The most valuable gift: Teach your children gratitude PermalinkWritten by Susan Thanavaro | Wednesday, November 6th, 2013

Your son has been begging for [insert expensive toy] for weeks. He informs you that all of his friends have one. When he sees it on TV his face lights up and he reminds you how much he wants one. On his birthday, you splurge and decide to finally deliver what he’s been wishing for. For the first weeks it’s his prize possession. Then, something shifts. The toy begins to make it out of the closet less and less and now he’s begging for an even bigger, better version that’s just come out. Sound familiar? In this age of unbridled consumerism, teaching your children gratitude may be the most valuable gift. A University at California Davis study showed that people who are grateful report higher levels of happiness and optimism and lower levels of depression and stress, according to Parents magazine.  Who couldn’t use a refresher? Use these following tips to create a grateful home.

Manners matter. In addition to good etiquette, teaching your children to use the words “please” and “thank you” is a reminder that someone is helping them. Begin using these words at an early age and they’ll become second nature as kids get older.

Just say no. It’s impossible to feel gratitude when your every whim is met. Say no when you need to.

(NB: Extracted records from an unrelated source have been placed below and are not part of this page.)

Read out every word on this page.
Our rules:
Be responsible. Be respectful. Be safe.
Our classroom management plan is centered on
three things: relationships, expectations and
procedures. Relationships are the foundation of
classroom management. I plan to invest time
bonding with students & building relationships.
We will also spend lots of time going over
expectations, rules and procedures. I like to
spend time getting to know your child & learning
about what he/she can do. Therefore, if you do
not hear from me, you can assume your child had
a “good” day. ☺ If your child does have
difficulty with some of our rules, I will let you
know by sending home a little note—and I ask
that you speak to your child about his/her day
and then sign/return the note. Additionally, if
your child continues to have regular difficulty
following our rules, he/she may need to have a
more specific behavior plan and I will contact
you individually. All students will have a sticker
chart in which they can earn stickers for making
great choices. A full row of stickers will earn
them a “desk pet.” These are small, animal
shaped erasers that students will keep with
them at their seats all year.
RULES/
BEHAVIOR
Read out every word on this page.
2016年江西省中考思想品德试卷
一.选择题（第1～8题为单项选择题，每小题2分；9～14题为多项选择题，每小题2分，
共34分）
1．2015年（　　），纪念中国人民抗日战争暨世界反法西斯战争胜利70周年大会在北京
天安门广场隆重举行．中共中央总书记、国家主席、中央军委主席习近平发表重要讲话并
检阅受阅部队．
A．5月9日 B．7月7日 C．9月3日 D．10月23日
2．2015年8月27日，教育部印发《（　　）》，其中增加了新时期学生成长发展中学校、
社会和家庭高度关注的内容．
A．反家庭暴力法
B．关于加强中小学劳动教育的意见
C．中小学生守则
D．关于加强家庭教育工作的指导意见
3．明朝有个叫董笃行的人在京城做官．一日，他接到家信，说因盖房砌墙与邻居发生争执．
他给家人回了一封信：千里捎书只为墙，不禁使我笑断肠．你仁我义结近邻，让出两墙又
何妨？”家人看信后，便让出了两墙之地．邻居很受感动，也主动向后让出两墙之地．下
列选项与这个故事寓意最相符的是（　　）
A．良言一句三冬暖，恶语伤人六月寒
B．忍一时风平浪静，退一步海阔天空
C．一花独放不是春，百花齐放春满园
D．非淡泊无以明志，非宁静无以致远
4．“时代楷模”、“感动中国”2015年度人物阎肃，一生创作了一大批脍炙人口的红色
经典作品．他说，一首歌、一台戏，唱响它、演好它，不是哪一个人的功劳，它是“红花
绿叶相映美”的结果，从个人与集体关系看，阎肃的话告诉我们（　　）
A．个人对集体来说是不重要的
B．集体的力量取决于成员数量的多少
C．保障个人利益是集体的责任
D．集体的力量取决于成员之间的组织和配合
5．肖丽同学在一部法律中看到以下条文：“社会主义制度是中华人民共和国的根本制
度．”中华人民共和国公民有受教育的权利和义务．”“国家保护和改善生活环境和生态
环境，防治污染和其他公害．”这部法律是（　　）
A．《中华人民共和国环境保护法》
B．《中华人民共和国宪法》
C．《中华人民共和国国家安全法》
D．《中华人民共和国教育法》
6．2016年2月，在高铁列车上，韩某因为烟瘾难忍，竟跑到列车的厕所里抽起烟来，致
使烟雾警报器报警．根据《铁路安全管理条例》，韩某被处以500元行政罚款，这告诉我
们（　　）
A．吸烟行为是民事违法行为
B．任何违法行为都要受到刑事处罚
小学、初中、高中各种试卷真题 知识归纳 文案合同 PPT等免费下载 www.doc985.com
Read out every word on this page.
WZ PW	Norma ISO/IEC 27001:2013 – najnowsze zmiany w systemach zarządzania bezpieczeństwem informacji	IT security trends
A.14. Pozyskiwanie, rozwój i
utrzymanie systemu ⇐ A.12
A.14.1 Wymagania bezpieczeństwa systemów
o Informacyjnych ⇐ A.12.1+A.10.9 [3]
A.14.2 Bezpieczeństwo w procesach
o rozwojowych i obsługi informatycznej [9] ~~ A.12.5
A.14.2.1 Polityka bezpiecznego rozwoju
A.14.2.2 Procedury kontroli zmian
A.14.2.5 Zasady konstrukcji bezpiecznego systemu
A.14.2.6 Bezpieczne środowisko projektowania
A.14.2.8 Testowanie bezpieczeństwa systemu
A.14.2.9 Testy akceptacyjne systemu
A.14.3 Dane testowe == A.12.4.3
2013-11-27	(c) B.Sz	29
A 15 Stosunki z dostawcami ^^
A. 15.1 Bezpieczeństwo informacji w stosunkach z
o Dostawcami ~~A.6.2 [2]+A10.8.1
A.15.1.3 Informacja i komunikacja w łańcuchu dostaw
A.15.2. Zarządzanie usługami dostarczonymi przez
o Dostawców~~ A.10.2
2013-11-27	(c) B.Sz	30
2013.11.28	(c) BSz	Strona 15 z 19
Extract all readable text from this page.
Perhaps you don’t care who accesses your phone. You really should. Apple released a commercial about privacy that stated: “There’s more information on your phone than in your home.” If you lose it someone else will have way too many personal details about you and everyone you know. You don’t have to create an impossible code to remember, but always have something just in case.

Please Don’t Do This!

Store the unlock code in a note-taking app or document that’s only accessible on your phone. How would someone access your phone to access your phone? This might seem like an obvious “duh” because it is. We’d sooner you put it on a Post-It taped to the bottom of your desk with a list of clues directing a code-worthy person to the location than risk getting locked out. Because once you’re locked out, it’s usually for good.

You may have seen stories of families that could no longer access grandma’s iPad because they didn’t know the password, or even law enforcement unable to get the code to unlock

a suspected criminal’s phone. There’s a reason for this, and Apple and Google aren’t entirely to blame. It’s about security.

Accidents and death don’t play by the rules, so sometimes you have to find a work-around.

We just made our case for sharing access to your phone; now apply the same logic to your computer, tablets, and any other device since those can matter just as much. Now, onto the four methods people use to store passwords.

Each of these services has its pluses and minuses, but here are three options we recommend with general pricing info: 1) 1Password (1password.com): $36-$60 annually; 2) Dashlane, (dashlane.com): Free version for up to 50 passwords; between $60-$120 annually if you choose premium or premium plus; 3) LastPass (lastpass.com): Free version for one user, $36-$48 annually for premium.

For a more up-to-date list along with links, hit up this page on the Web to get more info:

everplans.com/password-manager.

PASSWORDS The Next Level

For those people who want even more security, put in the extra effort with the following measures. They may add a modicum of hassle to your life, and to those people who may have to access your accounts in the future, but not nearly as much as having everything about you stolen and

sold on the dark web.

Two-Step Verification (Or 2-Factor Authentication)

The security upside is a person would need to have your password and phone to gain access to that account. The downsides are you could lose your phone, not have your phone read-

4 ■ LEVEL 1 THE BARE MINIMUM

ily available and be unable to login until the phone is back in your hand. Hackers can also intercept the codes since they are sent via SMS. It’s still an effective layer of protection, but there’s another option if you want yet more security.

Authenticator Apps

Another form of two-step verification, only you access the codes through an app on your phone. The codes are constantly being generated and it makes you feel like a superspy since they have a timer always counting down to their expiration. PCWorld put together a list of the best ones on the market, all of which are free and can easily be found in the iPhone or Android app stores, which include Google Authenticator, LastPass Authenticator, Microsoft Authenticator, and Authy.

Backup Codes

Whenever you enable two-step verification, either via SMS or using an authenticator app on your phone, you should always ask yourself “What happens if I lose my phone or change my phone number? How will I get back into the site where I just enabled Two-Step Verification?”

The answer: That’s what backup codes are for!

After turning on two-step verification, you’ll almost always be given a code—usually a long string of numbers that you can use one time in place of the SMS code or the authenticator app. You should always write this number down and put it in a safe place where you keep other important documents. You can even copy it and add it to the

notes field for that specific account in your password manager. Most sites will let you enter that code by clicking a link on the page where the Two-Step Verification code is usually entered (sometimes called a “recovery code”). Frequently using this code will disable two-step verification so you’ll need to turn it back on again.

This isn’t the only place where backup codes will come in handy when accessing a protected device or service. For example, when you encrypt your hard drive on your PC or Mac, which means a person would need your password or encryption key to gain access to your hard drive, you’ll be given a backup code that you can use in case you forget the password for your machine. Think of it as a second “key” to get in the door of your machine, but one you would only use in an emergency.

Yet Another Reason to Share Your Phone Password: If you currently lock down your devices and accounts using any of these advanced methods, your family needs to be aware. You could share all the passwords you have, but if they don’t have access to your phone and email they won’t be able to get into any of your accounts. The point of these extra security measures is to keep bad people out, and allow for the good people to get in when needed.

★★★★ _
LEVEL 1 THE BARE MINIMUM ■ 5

Point out the small things. “Doesn’t the sand feel so good on your feet?” “This apple is so crunchy and juicy.” “We’re so lucky that grandma is able to come visit today.” Call attention to the everyday things that make life a little better and kids are likely to begin discovering them on their own. Before bed, ask what the best part of the day was. Kids will love having your undivided attention and will begin to look forward to the nightly ritual.

Let them pitch in. It’s a lot easier to have empathy for mom doing your laundry when you’re asked to pitch in around the house as well.  Start small. Something as simple as setting and clearing the table is a great reminder of all that goes into preparing a meal and to not take such tasks for granted.

Write thank-notes. After any gift, make sure your kids write a thank you note. Taking a moment to recognize someone has given you something and to contemplate why you like it instantly makes you feel more grateful. Receiving positive feedback on a notes reinforces for kids how small gestures can have a powerful impact.Remember it’s not possible to teach gratitude overnight. The key is consistency.